Where Does Bruce Rauner Stand on Pension Reform?

Bruce Rauner

When talking pensions on the campaign trail early in 2014, Bruce Rauner said that new hires, current workers and retirees all would need to be on the receiving end of pension benefit cuts.

But Rauner has softened that stance in recent months; the Illinois governor now says the benefits accrued by current workers and retirees need to be protected.

From NBC Chicago:

[Rauner remarked] that it’s most important to “protect what is done—don’t change history. Don’t modify or reduce anybody’s pension who has retired, or has paid into a system and they’ve accrued benefits. Those don’t need to change.”

[…]

“What we should change is the future—the future accruals, the future benefits for future work,” he said, according to the Chicago Sun-Times. “That is constitutional. It’s also fair and appropriate for the taxpayers and the workers themselves.”

“Hopefully (the state Supreme Court) will give us some feedback that will help guide the discussion for future modifications as appropriate for the pensions,” noted Rauner.

Rauner’s website has also been updated accordingly and clarifies his official stance further. He is still pushing for a switch to a 401(k)-style system, but he wants to keep current retirees insulated from any changes:

We must keep our promise to current retirees, but we put all government workers at risk by continuing to promise a pension no one can afford.

[…]

We must boldly reform our pension system. To do that, we can:

* Ensure pay and benefits do not rise faster than the rate of inflation.

* Eliminate the ability of government employees to receive massive pay raises before they retire just to increase their pension.

* Cap the current system and move towards a defined contribution system.

The change in sentiment is perhaps due to a circuit court ruling late last year that overturned the state’s pension reform law, which made it more unlikely that pension reforms can legally come in the form of benefit cuts for retirees.

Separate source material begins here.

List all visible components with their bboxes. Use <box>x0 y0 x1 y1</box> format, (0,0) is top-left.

The law is currently being heard in the halls of the state Supreme Court.

It could also be that Rauner, since taking office and taking the temperature of fellow lawmakers, is now more in-tune with the political realities of steep pension cuts, and doesn’t see the worth in pushing an unpopular policy if it has little chance of coming to fruition.

 

By Steven Vance [CC-BY-2.0 (http://creativecommons.org/licenses/by/2.0)], via Wikimedia Commons

Researcher: High Transition Costs For States Switching From DB to DC Plans Are a “Myth”

flying moneyAnthony Randazzo, director of economic research for the Reason Foundation, recently sat down with CapCon to talk about the concept of a state switching from a defined-benefit system to a defined-contribution system.

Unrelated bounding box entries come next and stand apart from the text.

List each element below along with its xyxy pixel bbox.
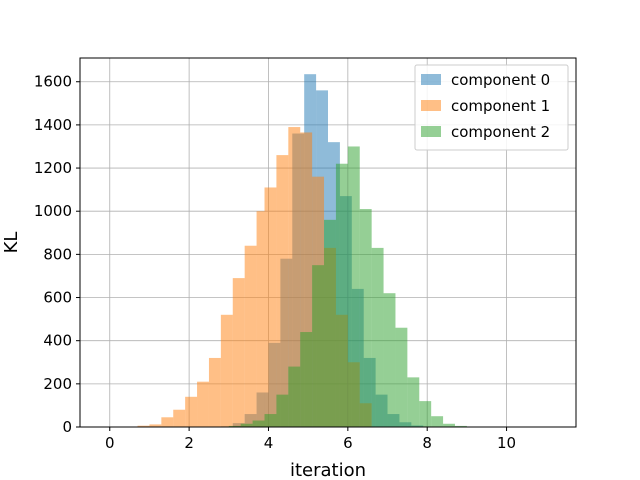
x-tick-label: 8 xyxy=(422,434,432,452)
legend: component 0 component 1 component 2 xyxy=(414,64,569,151)
histogram-bar xyxy=(395,327,408,427)
histogram-bar xyxy=(312,265,325,427)
histogram-bar xyxy=(300,132,313,427)
histogram-bar xyxy=(288,127,301,427)
y-tick-label: 800 xyxy=(43,245,72,263)
histogram-bar xyxy=(137,425,150,427)
histogram-bar xyxy=(276,155,289,427)
histogram-bar xyxy=(256,211,265,427)
histogram-bar xyxy=(264,187,277,427)
histogram-bar xyxy=(335,163,348,427)
histogram-bar xyxy=(185,396,198,427)
x-axis-title: iteration xyxy=(290,460,366,480)
y-axis-title: KL xyxy=(1,232,22,254)
histogram-bar xyxy=(220,314,233,427)
histogram-bar xyxy=(454,425,467,427)
legend-swatch-component-2 xyxy=(421,126,441,137)
y-tick-label: 400 xyxy=(43,332,72,350)
histogram-bar xyxy=(173,409,186,427)
histogram-bar xyxy=(300,332,313,427)
histogram-bar xyxy=(276,394,289,427)
plot-frame xyxy=(79,57,577,428)
histogram-bar xyxy=(240,423,253,427)
y-tick-label: 0 xyxy=(62,418,72,436)
y-tick-label: 1400 xyxy=(34,116,72,134)
histogram-bar xyxy=(232,278,245,427)
histogram-bar xyxy=(208,357,221,427)
legend-label-component-0: component 0 xyxy=(451,71,550,89)
y-tick-label: 1000 xyxy=(34,202,72,220)
histogram-bar xyxy=(149,424,162,427)
x-tick-label: 2 xyxy=(184,434,194,452)
bars-layer xyxy=(137,74,467,428)
legend-box xyxy=(414,64,569,151)
histogram-bar xyxy=(431,416,444,427)
histogram-bar xyxy=(244,245,257,427)
ticks-layer: 0 2 4 6 8 10 0 200 400 600 800 1000 1200 1400 1600 xyxy=(34,73,516,452)
histogram-bar xyxy=(264,414,277,427)
histogram-bar xyxy=(359,209,372,427)
x-tick-label: 4 xyxy=(264,434,274,452)
histogram-bar xyxy=(371,247,384,427)
x-tick-label: 10 xyxy=(497,434,516,452)
x-tick-label: 0 xyxy=(105,434,115,452)
histogram-bar xyxy=(197,381,209,427)
legend-label-component-2: component 2 xyxy=(451,123,550,141)
x-tick-label: 6 xyxy=(343,434,353,452)
histogram-bar xyxy=(419,401,432,427)
y-tick-label: 1200 xyxy=(34,159,72,177)
histogram-bar xyxy=(252,420,265,427)
histogram-bar xyxy=(161,417,174,427)
y-tick-label: 600 xyxy=(43,289,72,307)
legend-swatch-component-0 xyxy=(421,74,441,85)
histogram-bar xyxy=(288,366,301,427)
histogram-bar xyxy=(443,423,455,427)
histogram-bar xyxy=(407,377,420,427)
y-tick-label: 1600 xyxy=(34,73,72,91)
legend-swatch-component-1 xyxy=(421,100,441,111)
histogram-bar xyxy=(383,293,396,427)
histogram-bar xyxy=(228,425,241,427)
legend-label-component-1: component 1 xyxy=(451,97,550,115)
histogram-bar xyxy=(324,219,336,427)
series-2-bars xyxy=(228,146,467,427)
y-tick-label: 200 xyxy=(43,375,72,393)
histogram-bar xyxy=(347,146,360,427)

Disclosure: the Reason Foundation is a libertarian-leaning research organization.

Randazzo has published research in the past claiming that the “transition costs” of switching from a DB to a DC plan are largely a myth – and he expanded on that view in the interview.

From Michigan Capitol Confidential:

Michigan Capitol Confidential: You argue that these “transition costs” are a myth. What’s the basis for that myth?

Randazzo: The myth is based on two mistaken assumptions that certain steps need to be taken when switching from a defined-benefit system to a defined-contribution system. They are:

(1) That government must start making bigger debt payments to the defined-benefit system after it is closed.

(2) That a defined-benefit system needs new members in order to keep it solvent.

Neither of these assumptions are true. Regarding the first mistaken assumption; it might be recommended that a government increase the size of its debt payments after the system has been closed in order to pay off the debt sooner, but there is no legal requirement that it do so.

Regarding the second mistaken assumption, defined-benefit systems are supposed to be fully funded on a yearly basis by employer and employee contributions plus investment earnings. These systems are not based on new workers subsidizing older workers.

Michigan Capitol Confidential: So we have this disagreement between independent pension experts and individuals with an interest in the current systems. What’s at the core of this disagreement?

Randazzo: I think it is a disagreement between philosophies. It’s true that a defined-benefit system could be changed to a defined-contribution system that would be more expensive. But to prevent this, all you would have to do is put in a defined-contribution rate that ensures lower costs. Therefore, if the defined-contribution system – that’s put in place to try to solve a growing debt problem being created by a defined-benefit system – ends up costing too much, to me, that’s not a transition cost, it’s just the result of a bad policy decision.

[…]

Michigan Capitol Confidential: And you would argue that switching to a defined-contribution pension system would do away with most of the guesswork.

Randazzo: A defined-contribution system is 100 percent more transparent than a defined-benefit system because it requires zero actuarial assumptions about the future, and zero backroom negotiations with pension boards and union members. The costs of a defined-contribution system are clear every year: it is simply whatever the government body has chosen to be the contribution rate to each employee’s retirement account. The cost is known each year, and taxpayers don’t have to worry about whether investment returns will equal assumptions, or whether people will wind up living longer than expected and costing the system more money than it has projected pensions to cost.